Von Alexander Schertz
In zwei früheren Beiträgen für die Achse des Guten habe ich mich damit beschäftigt, wie man das “Gutmenschentum” definieren kann(http://www.achgut.com/dadgdx/index.php/dadgd/article/eine_kleine_theorie_des_gutmenschentums/) und wie es das Geschichtsverständnis behindert(http://www.achgut.com/dadgdx/index.php/dadgd/article/gutmenschentum/). Diesmal versuche ich zu erklären, woher es kommt.
“Gleichheit” ist der gemeinsame Nenner der meisten Gutmenschen-Ziele: Gleichberechtigung der Geschlechter, der sexuellen Orientierungen, der Kulturen (auch innerhalb eines Landes), weitgehende materielle Gleichheit etc. Das betrifft auch den Umweltschutz. Die Parole “Wir haben die Welt von unseren Kindern nur geliehen” fordert, die Gleichberechtigung zukünftiger Generationen zu beachten. Sogar die Natur oder die ganze Erde wird gerne als gleichberechtigtes Wesen dargestellt, dem die Menschen etwas “schuldig” sein sollen.
Freiheit gehört zwar auch zu den Zielen der Gutmenschen. Im Zweifelsfall ist ihnen aber die Gleichheit wichtiger. Ein Beispiel dafür ist die die weit verbreitete Sympathie für den kubanischen Sozialismus.

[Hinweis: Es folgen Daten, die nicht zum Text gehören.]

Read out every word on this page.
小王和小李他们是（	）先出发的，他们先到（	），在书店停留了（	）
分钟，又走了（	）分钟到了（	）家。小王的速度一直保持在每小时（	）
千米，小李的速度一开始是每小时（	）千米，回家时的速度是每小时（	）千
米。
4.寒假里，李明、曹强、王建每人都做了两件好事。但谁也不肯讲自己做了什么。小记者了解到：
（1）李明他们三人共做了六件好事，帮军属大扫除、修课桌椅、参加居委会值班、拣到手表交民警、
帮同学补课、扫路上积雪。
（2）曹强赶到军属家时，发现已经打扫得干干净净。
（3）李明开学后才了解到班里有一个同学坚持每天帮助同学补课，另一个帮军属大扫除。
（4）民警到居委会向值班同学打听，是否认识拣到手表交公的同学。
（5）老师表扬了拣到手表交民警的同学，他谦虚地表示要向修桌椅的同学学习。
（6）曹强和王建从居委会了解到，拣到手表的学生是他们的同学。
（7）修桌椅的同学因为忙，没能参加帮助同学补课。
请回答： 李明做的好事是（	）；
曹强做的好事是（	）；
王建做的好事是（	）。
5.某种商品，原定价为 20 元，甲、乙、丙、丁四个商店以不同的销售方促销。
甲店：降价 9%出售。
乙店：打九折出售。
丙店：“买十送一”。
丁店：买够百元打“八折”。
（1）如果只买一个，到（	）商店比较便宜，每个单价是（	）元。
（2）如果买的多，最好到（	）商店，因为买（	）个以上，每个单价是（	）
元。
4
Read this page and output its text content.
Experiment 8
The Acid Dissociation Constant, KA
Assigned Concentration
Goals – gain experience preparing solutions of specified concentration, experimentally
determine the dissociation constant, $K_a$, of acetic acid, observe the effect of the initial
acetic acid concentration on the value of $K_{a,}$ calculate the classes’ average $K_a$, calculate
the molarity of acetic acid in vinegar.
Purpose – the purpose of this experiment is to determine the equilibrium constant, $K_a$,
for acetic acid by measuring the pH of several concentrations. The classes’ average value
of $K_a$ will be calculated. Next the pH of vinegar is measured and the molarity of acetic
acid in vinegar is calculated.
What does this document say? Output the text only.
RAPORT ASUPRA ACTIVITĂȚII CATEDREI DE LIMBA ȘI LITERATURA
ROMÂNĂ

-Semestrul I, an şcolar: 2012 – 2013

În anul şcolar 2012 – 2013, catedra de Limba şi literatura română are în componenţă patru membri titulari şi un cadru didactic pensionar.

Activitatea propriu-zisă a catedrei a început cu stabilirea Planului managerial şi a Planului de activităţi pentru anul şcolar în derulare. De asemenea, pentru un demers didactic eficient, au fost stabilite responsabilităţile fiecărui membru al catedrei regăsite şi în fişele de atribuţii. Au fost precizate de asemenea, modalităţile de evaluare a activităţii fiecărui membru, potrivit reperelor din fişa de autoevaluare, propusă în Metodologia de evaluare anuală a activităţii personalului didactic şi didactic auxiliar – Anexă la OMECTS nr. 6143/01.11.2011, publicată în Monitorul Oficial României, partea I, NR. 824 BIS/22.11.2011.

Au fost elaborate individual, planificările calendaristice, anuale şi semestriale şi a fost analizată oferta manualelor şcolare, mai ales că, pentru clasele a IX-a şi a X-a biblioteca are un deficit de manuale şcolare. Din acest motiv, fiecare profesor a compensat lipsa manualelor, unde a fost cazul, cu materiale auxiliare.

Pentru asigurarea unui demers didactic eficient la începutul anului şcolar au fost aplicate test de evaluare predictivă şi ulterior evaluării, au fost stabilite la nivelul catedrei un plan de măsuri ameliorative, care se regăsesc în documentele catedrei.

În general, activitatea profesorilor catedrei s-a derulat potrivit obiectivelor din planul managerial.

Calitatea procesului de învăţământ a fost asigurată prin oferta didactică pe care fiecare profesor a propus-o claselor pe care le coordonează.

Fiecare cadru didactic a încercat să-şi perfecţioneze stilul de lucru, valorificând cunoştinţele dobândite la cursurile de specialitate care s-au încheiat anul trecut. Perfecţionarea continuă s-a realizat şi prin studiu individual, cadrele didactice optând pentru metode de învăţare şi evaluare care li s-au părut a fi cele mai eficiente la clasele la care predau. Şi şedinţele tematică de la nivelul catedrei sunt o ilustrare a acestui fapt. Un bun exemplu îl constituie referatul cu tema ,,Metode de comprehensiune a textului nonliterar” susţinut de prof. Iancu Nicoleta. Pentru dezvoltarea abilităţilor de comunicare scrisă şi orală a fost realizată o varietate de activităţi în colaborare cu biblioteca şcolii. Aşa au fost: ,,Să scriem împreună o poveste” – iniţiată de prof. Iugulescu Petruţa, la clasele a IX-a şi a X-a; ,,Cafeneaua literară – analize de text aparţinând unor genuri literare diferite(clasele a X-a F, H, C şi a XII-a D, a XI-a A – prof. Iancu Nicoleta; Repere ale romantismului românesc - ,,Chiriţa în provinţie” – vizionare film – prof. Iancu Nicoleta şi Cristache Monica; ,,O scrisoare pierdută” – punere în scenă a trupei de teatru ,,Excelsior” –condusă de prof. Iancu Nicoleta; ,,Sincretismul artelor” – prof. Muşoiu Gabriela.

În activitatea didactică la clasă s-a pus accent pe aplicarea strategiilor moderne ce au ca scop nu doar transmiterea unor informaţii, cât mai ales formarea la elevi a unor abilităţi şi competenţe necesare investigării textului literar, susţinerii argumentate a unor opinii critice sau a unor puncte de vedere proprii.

Neben dem Bevorzugung der Gleichheit vor der Freiheit ist eine zweite Vorliebe für Gutmenschen charakteristisch: ihre Empörung ist ungleich größer, wenn die Benachteiligung und Unterdrückung oder Sünden wider den Planeten “unserer” Seite (dem Westen, den Amerikanern oder Israelis oder gar dem Papst) angelastet werden können. Man muss ihnen zugute halten, dass “wir” ja auch leichter etwas gegen solche Missstände tun können, wenn “wir” selber die Urheber sind. Die Empörung sollte aber bei fremden Urhebern ebenso groß sein, wenn es nur um die Sache geht. Und das Engagement sollte so weit gehen, wie es praktisch möglich ist. Es ist verräterisch, wenn etwa Menschenrechtsverletzungen oder Umweltsünden Gutmenschen ziemlich kalt lassen, solange die Schuld eindeutig nicht bei “uns” liegt.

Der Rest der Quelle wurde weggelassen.